US v. Lusby, No. 18-10368 (8-25-20)(Wallace w/Friedland & Lasnik). This is an interesting SORNA case. The 9th affirms the conviction but deals with (1) double jeopardy; and (2) “compelled travel.” To set the stage, the defendant was released from confinement in Arizona and ordered to appear at a hallway house in Las Vegas. He was transported to a bus station, bought a ticket, and put on the bus.  Once in Las Vegas, he didn’t show and was charged with failing to register under SORNA.

Defendant argued that he didn’t travel interstate voluntarily but was compelled to travel. He was taken from Nevada, and then ordered to return. The district court found that the interstate travel was not voluntary, and so dismissed the indictment. The government appealed.

On appeal, the defendant argued double jeopardy. The 9th reviews the double jeopardy doctrine, which we know requires in a bench trial for a witness to be sworn. But, here, the arguments and facts seemed straightforward, and the trial may not have mattered. “Ah,” said the 9th, the defendant was not at risk because this was not a “formal” trial; there may have been other facts brought forth, or the defendant may have been at risk of a different ruling. The opinion provides a good overview of DJ in the context of legal dispositive motions. The DJ discussion takes up the bulk of the opinion.

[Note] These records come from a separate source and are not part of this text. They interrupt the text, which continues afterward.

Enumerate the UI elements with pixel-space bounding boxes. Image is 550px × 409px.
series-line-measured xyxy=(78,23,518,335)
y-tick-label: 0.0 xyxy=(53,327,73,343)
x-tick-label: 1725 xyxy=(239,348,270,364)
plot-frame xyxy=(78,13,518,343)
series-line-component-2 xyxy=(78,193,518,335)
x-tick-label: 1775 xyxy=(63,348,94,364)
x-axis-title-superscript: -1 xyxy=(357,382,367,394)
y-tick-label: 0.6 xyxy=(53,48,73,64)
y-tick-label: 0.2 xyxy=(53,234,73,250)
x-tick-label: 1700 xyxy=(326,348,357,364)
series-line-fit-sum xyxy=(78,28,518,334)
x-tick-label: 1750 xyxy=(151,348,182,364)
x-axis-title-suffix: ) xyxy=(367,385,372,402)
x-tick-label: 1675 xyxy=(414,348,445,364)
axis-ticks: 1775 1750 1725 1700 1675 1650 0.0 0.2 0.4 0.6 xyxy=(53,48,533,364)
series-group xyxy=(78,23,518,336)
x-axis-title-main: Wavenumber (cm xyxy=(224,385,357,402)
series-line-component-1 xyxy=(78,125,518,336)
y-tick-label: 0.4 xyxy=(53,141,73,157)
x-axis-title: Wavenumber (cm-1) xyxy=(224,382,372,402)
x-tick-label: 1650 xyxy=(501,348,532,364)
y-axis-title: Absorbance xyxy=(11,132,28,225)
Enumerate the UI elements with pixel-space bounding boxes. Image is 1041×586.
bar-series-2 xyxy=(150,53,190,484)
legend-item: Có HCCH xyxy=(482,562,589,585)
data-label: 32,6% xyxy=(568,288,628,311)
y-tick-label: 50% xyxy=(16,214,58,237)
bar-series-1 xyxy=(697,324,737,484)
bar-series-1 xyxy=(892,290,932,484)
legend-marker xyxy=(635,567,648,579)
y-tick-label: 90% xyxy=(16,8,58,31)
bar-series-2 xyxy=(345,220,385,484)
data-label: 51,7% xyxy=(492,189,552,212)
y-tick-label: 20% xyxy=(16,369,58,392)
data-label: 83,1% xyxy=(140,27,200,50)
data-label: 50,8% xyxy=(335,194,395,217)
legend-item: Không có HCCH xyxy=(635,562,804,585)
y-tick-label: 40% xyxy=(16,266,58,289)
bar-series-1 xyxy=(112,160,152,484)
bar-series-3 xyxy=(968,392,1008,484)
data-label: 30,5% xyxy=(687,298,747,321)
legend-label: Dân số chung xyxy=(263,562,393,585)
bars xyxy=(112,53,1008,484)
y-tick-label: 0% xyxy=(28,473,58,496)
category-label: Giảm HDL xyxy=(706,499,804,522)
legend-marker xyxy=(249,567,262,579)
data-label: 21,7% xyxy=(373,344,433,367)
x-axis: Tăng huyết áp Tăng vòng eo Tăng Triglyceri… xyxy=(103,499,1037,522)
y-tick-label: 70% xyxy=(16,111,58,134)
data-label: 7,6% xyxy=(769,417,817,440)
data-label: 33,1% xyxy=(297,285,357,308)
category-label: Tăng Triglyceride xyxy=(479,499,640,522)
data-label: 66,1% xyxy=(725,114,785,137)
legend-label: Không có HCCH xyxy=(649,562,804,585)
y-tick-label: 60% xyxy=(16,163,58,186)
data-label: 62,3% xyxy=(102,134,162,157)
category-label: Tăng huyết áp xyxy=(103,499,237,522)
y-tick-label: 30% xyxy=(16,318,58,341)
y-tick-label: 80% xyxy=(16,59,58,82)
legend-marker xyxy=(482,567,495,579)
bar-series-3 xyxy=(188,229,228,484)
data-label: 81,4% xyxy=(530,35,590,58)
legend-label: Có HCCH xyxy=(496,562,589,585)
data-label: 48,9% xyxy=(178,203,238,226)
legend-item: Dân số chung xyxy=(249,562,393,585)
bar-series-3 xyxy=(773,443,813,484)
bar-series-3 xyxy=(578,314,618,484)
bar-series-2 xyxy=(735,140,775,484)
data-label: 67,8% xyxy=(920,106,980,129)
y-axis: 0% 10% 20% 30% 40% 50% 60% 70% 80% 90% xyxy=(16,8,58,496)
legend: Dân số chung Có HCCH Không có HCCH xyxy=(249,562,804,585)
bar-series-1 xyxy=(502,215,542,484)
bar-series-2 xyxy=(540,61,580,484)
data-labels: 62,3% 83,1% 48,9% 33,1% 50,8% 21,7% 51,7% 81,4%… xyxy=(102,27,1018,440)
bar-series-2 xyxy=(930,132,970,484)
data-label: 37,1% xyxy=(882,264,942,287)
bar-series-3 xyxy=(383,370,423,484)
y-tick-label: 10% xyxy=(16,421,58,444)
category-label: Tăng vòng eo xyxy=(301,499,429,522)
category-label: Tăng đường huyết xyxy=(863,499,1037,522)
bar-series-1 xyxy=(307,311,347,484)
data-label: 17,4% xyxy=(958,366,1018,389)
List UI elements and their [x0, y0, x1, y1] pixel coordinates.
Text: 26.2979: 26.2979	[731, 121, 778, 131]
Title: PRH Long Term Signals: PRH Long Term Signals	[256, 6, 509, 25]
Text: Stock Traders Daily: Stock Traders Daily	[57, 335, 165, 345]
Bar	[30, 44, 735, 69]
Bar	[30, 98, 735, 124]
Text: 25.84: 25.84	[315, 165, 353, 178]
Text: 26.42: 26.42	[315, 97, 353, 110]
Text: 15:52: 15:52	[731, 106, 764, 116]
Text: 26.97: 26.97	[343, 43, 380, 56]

Turning to the merits, the 9th held that the statute did not have this extra element of the travel not being legally compelled. There is an affirmative defense of uncontrollable circumstances, but this differs because there was a legal compulsion (the order). The 9th looked at the statute, the plain language, and the desire for a national registration, and said “Naw.” The elements were set out; and the court’s carving out an exception for legally compelled travel contravenes the plain language of the statute. It also creates a loophole that could be exploited.